Two years ago Love scored the first touchdown of Wisconsin’s season on a 45-yard jet sweep against LSU. Instead of it being a turning point in his career, Love caught only two passes and didn’t attempt another run the rest of the season.
“I didn’t stay consistent,” Love said. “I didn’t bring what I did in LSU to the next game, as you can see by the drop balls. I don’t know. I never bounced back and that falls on me. It doesn’t fall on the coaches for not giving me opportunities. I didn’t earn my opportunities.”
The chance to prove himself has started in practice. Love said his habits have “absolutely” improved, something he attributes to having the mindset that nobody is going to outwork him.
Since the pads have come on, Love has shown his strength to be catching contested passes. Having added some size to his frame late last fall due to taking reps at tight end has put him around the 220-pound mark, Love’s biggest asset is one-on-one matchups in the pass game and willing to throw his body into a block in the run game.

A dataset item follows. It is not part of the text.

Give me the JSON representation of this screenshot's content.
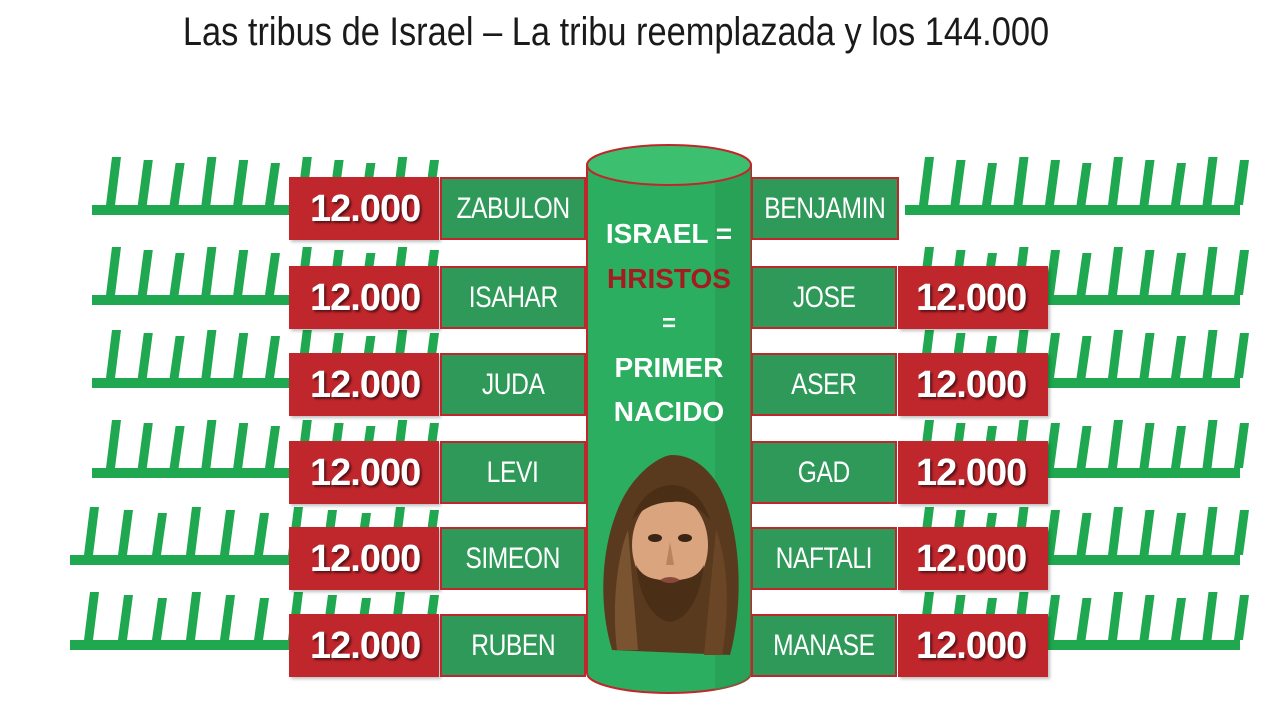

He also believes Chryst’s offense suits him better than former head coach Gary Andersen’s scheme, as Chryst is striving to use bigger receivers to balance out the offense and take advantage of play-action opportunities.
“Coach Chryst has a great plan for me,” Love said. “I am just that traditional wide receiver that Coach Chryst has had in the past. The difference from this offense to the last offense is just trust. I don’t think the coaches and the (receivers) had the trust factor that we have here. Coach Chryst trusts us and we trust the coaches more than anything. That leads to the field.”
Gaining separation in his routes and “being a big boy” in the running game are the two biggest obstacles Love is trying to overcome in order to put himself firmly in the conversation for the fall. Since camp started, receivers coach Ted Gilmore has harped on being aggressive in the run-blocking game and letting the pass routes come naturally.
And with Love starting to show marked improvement, his number 16 jersey has returned to his locker, a sign that his mindset is headed in the right direction.
“I’m approaching this camp that this is the most important thing for me, even though it is spring camp,” Love said. “The game is not until September, but this is one of the most important times of the year.”